Benedikt Weibel, ehemals oberster Eisenbahner, beschreibt in seinem Buch «Warum wir arbeiten», wie Arbeit die menschliche Existenz prägt. Er stellt den Wandel im Lauf der Zeit vor, auch was wir in Zukunft von der Arbeit erwarten können.

Benedikt Weibel war mir vor allem als Chef der SBB bekannt. Zwischen 1993 bis 2006 leitete er die Schweizerischen Bundesbahnen, war aber bereits seit 1975 nach einem Wirtschaftsstudium im Betrieb tätig. Als Hobbysportler ist er diplomierter Bergführer, als Dozent lehrt er an der Universität Bern Praktisches Management. Seit 2012 publiziert er Bücher mit grossem Erfolg.

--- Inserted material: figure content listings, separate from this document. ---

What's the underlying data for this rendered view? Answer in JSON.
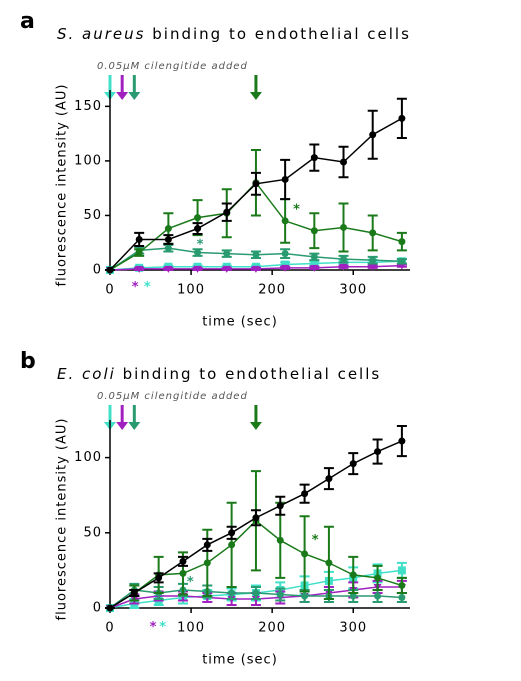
{
  "chart_data": [
    {
      "type": "line",
      "panel": "a",
      "title_italic": "S. aureus",
      "title": "binding to endothelial cells",
      "x_label": "time (sec)",
      "y_label": "fluorescence intensity (AU)",
      "arrow_label": "0.05µM cilengitide added",
      "arrows": [
        {
          "x": 0,
          "color": "#40e0c8"
        },
        {
          "x": 15,
          "color": "#a020c0"
        },
        {
          "x": 30,
          "color": "#2a9a70"
        },
        {
          "x": 180,
          "color": "#1a7a1a"
        }
      ],
      "xlim": [
        0,
        370
      ],
      "xticks": [
        0,
        100,
        200,
        300
      ],
      "ylim": [
        0,
        165
      ],
      "yticks": [
        0,
        50,
        100,
        150
      ],
      "x": [
        0,
        36,
        72,
        108,
        144,
        180,
        216,
        252,
        288,
        324,
        360
      ],
      "series": [
        {
          "color": "#40e0c8",
          "marker": "square",
          "values": [
            0,
            2,
            3,
            3,
            3,
            3,
            5,
            6,
            7,
            7,
            8
          ],
          "errors": [
            0,
            1,
            1,
            1,
            1,
            1,
            2,
            2,
            2,
            2,
            2
          ]
        },
        {
          "color": "#a020c0",
          "marker": "triangle",
          "values": [
            0,
            1,
            1,
            1,
            1,
            1,
            2,
            2,
            3,
            3,
            4
          ],
          "errors": [
            0,
            1,
            1,
            1,
            1,
            1,
            1,
            1,
            1,
            1,
            1
          ]
        },
        {
          "color": "#2a9a70",
          "marker": "circle",
          "values": [
            0,
            18,
            20,
            16,
            15,
            14,
            15,
            12,
            10,
            9,
            8
          ],
          "errors": [
            0,
            3,
            3,
            3,
            3,
            3,
            4,
            3,
            3,
            3,
            2
          ]
        },
        {
          "color": "#1a7a1a",
          "marker": "circle",
          "values": [
            0,
            16,
            38,
            48,
            52,
            80,
            45,
            36,
            39,
            34,
            26
          ],
          "errors": [
            0,
            3,
            14,
            16,
            22,
            30,
            20,
            16,
            22,
            16,
            8
          ]
        },
        {
          "color": "#000000",
          "marker": "circle",
          "values": [
            0,
            28,
            28,
            38,
            53,
            79,
            83,
            103,
            99,
            124,
            139
          ],
          "errors": [
            0,
            6,
            4,
            5,
            8,
            10,
            18,
            12,
            14,
            22,
            18
          ]
        }
      ],
      "annotations": [
        {
          "text": "*",
          "x": 230,
          "y": 55,
          "color": "#1a7a1a"
        },
        {
          "text": "*",
          "x": 111,
          "y": 23,
          "color": "#2a9a70"
        },
        {
          "text": "*",
          "x": 31,
          "y": -16,
          "color": "#a020c0"
        },
        {
          "text": "*",
          "x": 46,
          "y": -16,
          "color": "#40e0c8"
        }
      ]
    },
    {
      "type": "line",
      "panel": "b",
      "title_italic": "E. coli",
      "title": "binding to endothelial cells",
      "x_label": "time (sec)",
      "y_label": "fluorescence intensity (AU)",
      "arrow_label": "0.05µM cilengitide added",
      "arrows": [
        {
          "x": 0,
          "color": "#40e0c8"
        },
        {
          "x": 15,
          "color": "#a020c0"
        },
        {
          "x": 30,
          "color": "#2a9a70"
        },
        {
          "x": 180,
          "color": "#1a7a1a"
        }
      ],
      "xlim": [
        0,
        370
      ],
      "xticks": [
        0,
        100,
        200,
        300
      ],
      "ylim": [
        0,
        125
      ],
      "yticks": [
        0,
        50,
        100
      ],
      "x": [
        0,
        30,
        60,
        90,
        120,
        150,
        180,
        210,
        240,
        270,
        300,
        330,
        360
      ],
      "series": [
        {
          "color": "#40e0c8",
          "marker": "square",
          "values": [
            0,
            3,
            5,
            7,
            8,
            9,
            10,
            12,
            15,
            18,
            20,
            23,
            25
          ],
          "errors": [
            0,
            3,
            3,
            4,
            4,
            4,
            5,
            5,
            6,
            6,
            7,
            6,
            5
          ]
        },
        {
          "color": "#a020c0",
          "marker": "triangle",
          "values": [
            0,
            6,
            8,
            8,
            7,
            6,
            6,
            7,
            8,
            10,
            12,
            14,
            14
          ],
          "errors": [
            0,
            3,
            3,
            3,
            3,
            4,
            4,
            4,
            4,
            4,
            5,
            4,
            4
          ]
        },
        {
          "color": "#2a9a70",
          "marker": "circle",
          "values": [
            0,
            12,
            10,
            12,
            11,
            10,
            10,
            9,
            8,
            8,
            8,
            8,
            7
          ],
          "errors": [
            0,
            4,
            4,
            4,
            4,
            4,
            4,
            4,
            4,
            4,
            4,
            4,
            3
          ]
        },
        {
          "color": "#1a7a1a",
          "marker": "circle",
          "values": [
            0,
            10,
            22,
            23,
            30,
            42,
            58,
            45,
            36,
            30,
            22,
            20,
            15
          ],
          "errors": [
            0,
            5,
            12,
            14,
            22,
            28,
            33,
            25,
            25,
            24,
            12,
            8,
            5
          ]
        },
        {
          "color": "#000000",
          "marker": "circle",
          "values": [
            0,
            10,
            20,
            31,
            42,
            50,
            60,
            68,
            76,
            86,
            96,
            104,
            111
          ],
          "errors": [
            0,
            2,
            3,
            3,
            4,
            4,
            5,
            6,
            6,
            7,
            7,
            8,
            10
          ]
        }
      ],
      "annotations": [
        {
          "text": "*",
          "x": 253,
          "y": 45,
          "color": "#1a7a1a"
        },
        {
          "text": "*",
          "x": 99,
          "y": 17,
          "color": "#2a9a70"
        },
        {
          "text": "*",
          "x": 53,
          "y": -13,
          "color": "#a020c0"
        },
        {
          "text": "*",
          "x": 65,
          "y": -13,
          "color": "#40e0c8"
        }
      ]
    }
  ]
}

Autorenporträt Benedikt Weibel. Foto: Christoph Gerber
Der Titel «Warum wir arbeiten. Sinn, Wert und Transformation der Arbeit» hat mich neugierig gemacht. Arbeit gehört zu den wichtigsten Lebensthemen; sogar nach der Pensionierung sind wir bereit, freiwillig, auch unbezahlt, zu arbeiten. Der Autor eröffnet dieses vielschichtige Phänomen mit zahlreichen Zitaten und fügt es in sechs Kapiteln in einem grossen Bogen zusammen.

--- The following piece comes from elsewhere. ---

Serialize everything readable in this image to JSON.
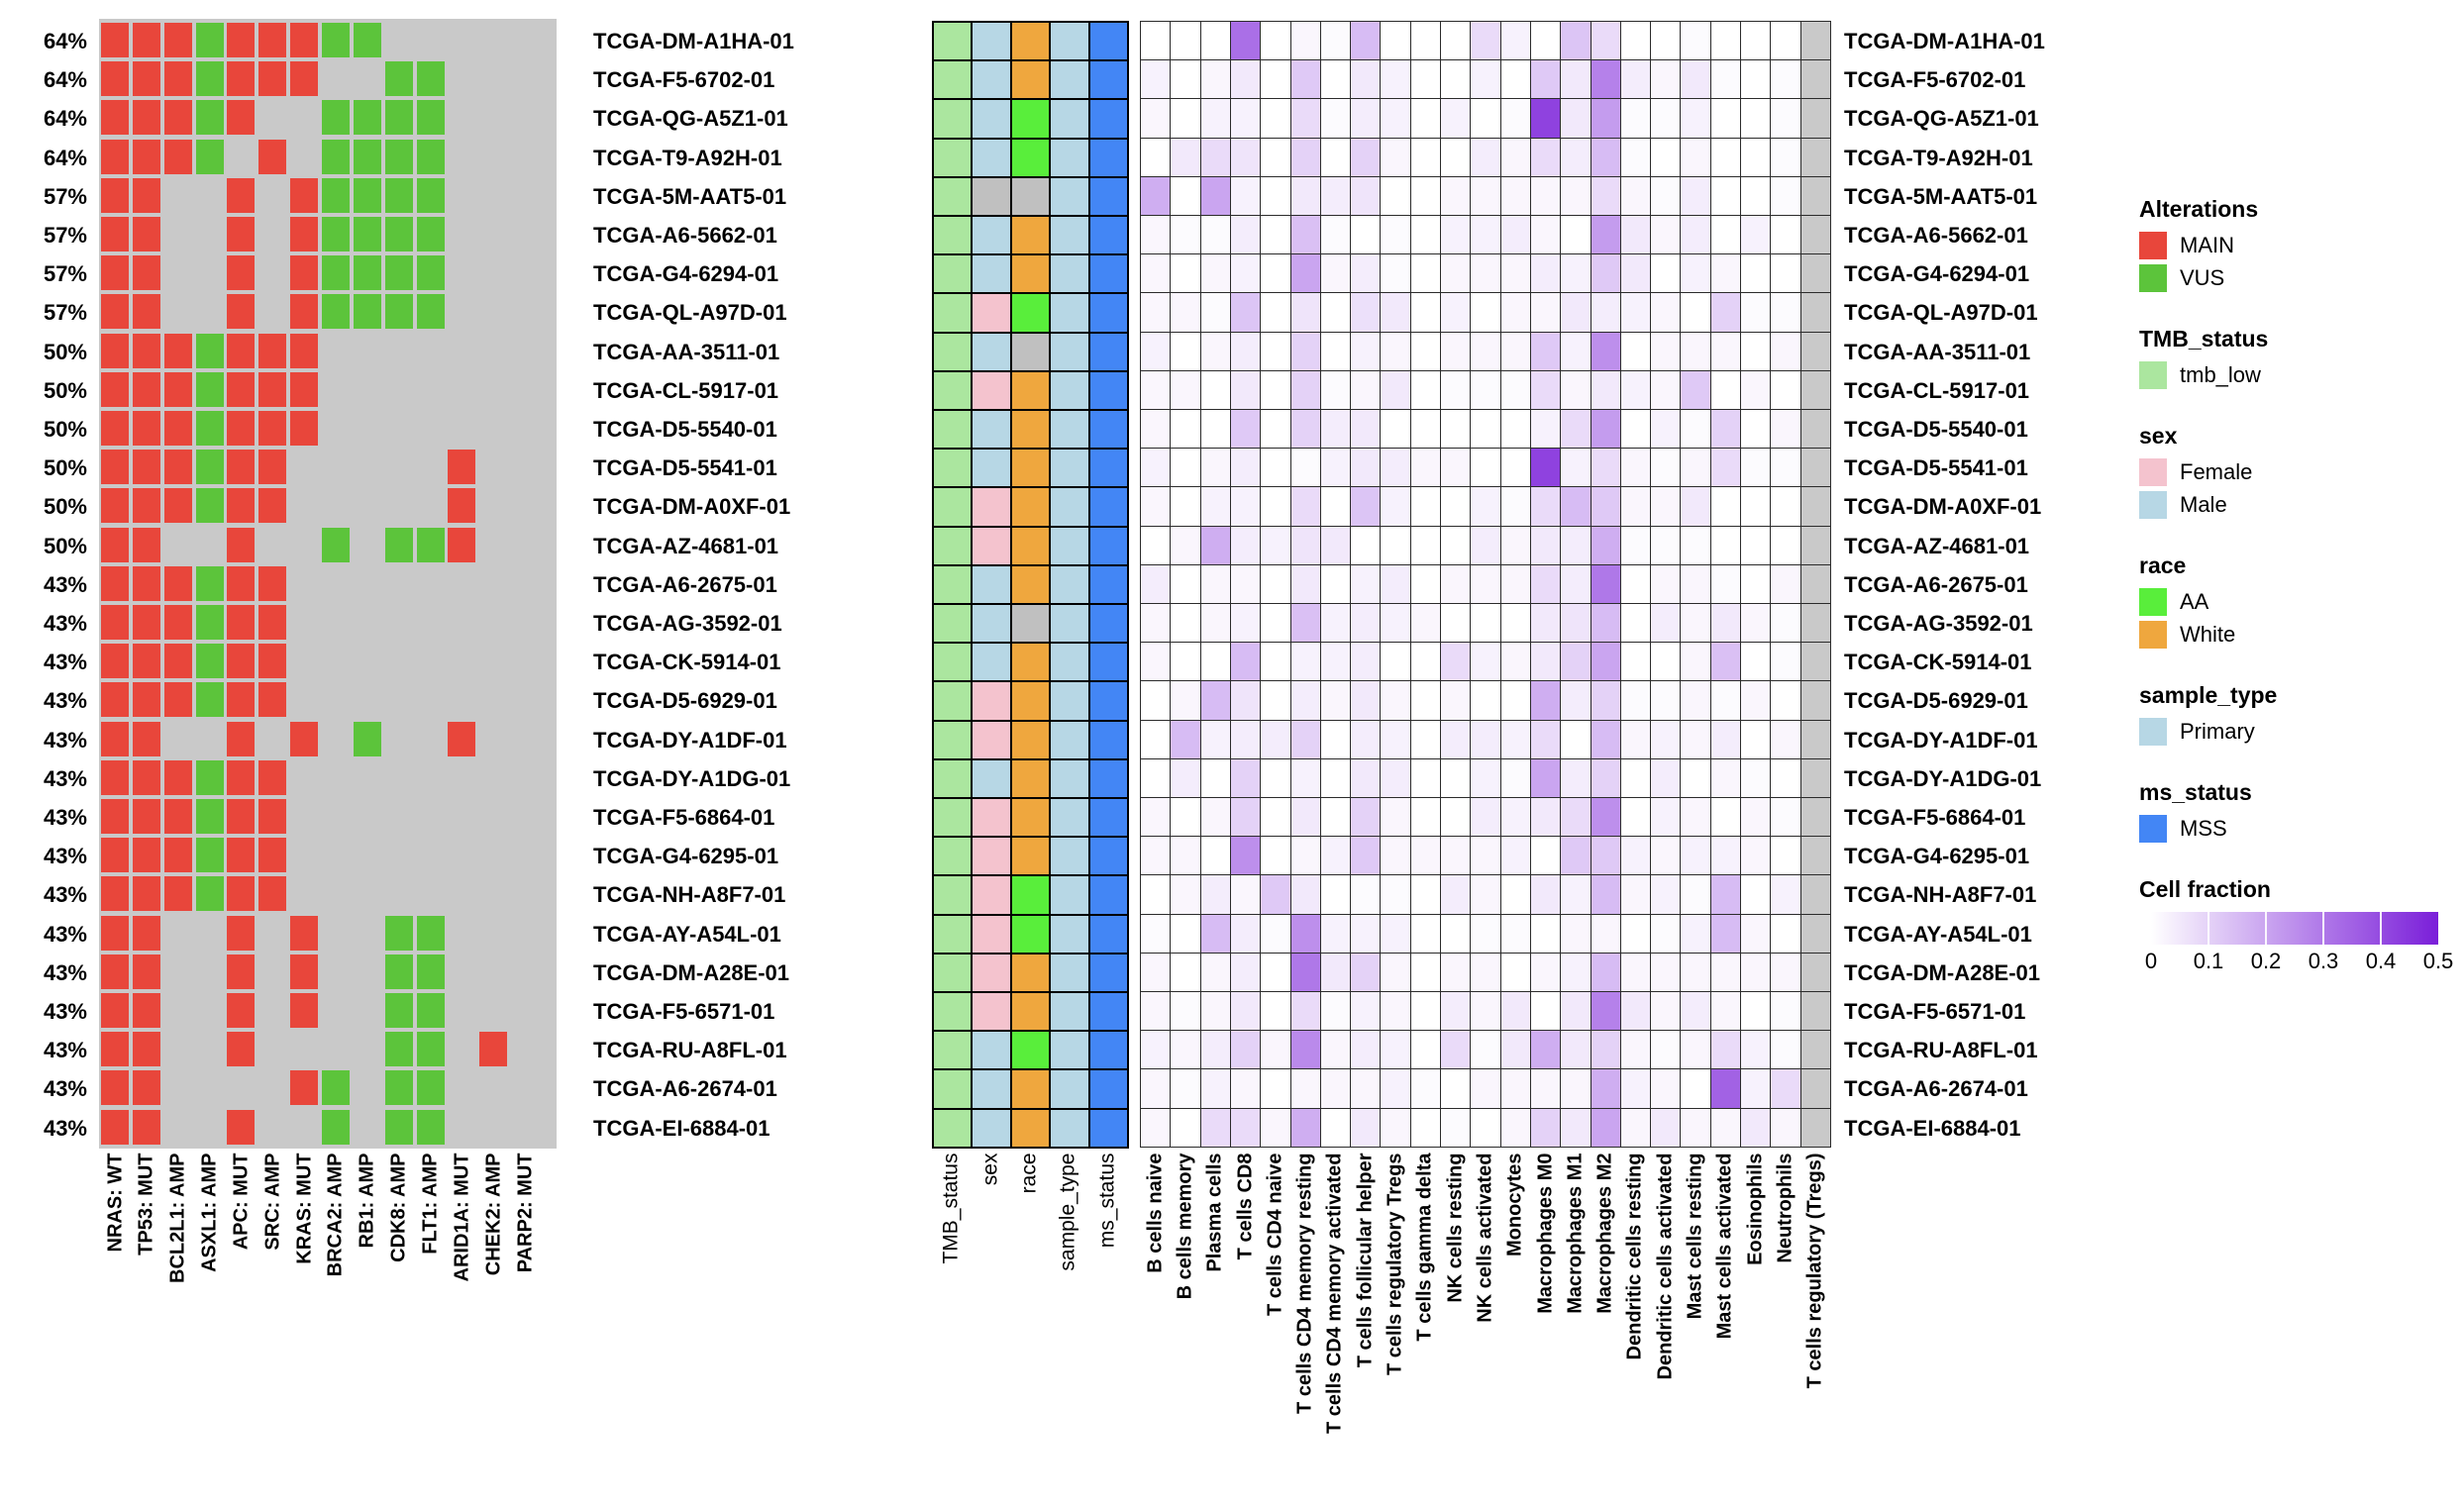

Die Arbeit und die Frage nach ihrer Zukunft bewegt die Menschen, und weil man Zukunft nur aus der Vergangenheit verstehen kann, schreibt Benedikt Weibel, stellt er die Geschichte der Arbeit mit ihren Umbrüchen und Zäsuren an den Anfang seines Buches. Er erkennt in der historischen Entwicklung der Arbeit Wellenbewegungen, die sich immer menschengerechteren Formen annähern: Von der Gesellschaft der Vorzeit, wo mit rhythmischen Lauten und unter gemeinsamer Kraftanstrengung Arbeiten bewältigt wurden und sich dabei eine Sprache formte, über die Erschliessung von Grund und Boden für die eigene Lebenssicherung bis zur Urbanisierung, als der Raum gesellschaftlich neu organisiert wurde, Handwerk und Handel eine Rolle spielten, zahlreiche Erfindungen entstanden, welche die Industrialisierung förderten, bis zur Digitalisierung unserer Zeit.

«Arbeit ist die notwendige Bedingung zur Erhaltung der Gesellschaft», schrieb Karl Marx. Arbeit stiftet Sinn und prägt die Identität. Darum ist die «Nicht-Arbeit» ein ebenso grosses Thema, hinter welchem die Angst vor Armut steckt. Die Armenfürsorge gehörte ursprünglich zum karitativen Auftrag der Kirche, war aber stets mit Problemen verbunden. Selten reichten die Almosen zum Überleben und viele Betroffene behalfen sich mit Bettelei, Schmuggel, Diebstahl oder Prostitution. 1551 erliess die Tagsatzung in der alten Eidgenossenschaft erstmals eine Verordnung, die jede Gemeinde als Heimatort bzw. Bürgerort verpflichtete, für ihre Bürgerinnen und Bürger zu sorgen, wenn sie verarmten. Erst seit 2012 ist der Wohnsitz für die Sozialhilfe zuständig, doch wird der «Heimatort» in der Schweiz bis heute im Schweizer Pass und auf der Identitätskarte eingetragen.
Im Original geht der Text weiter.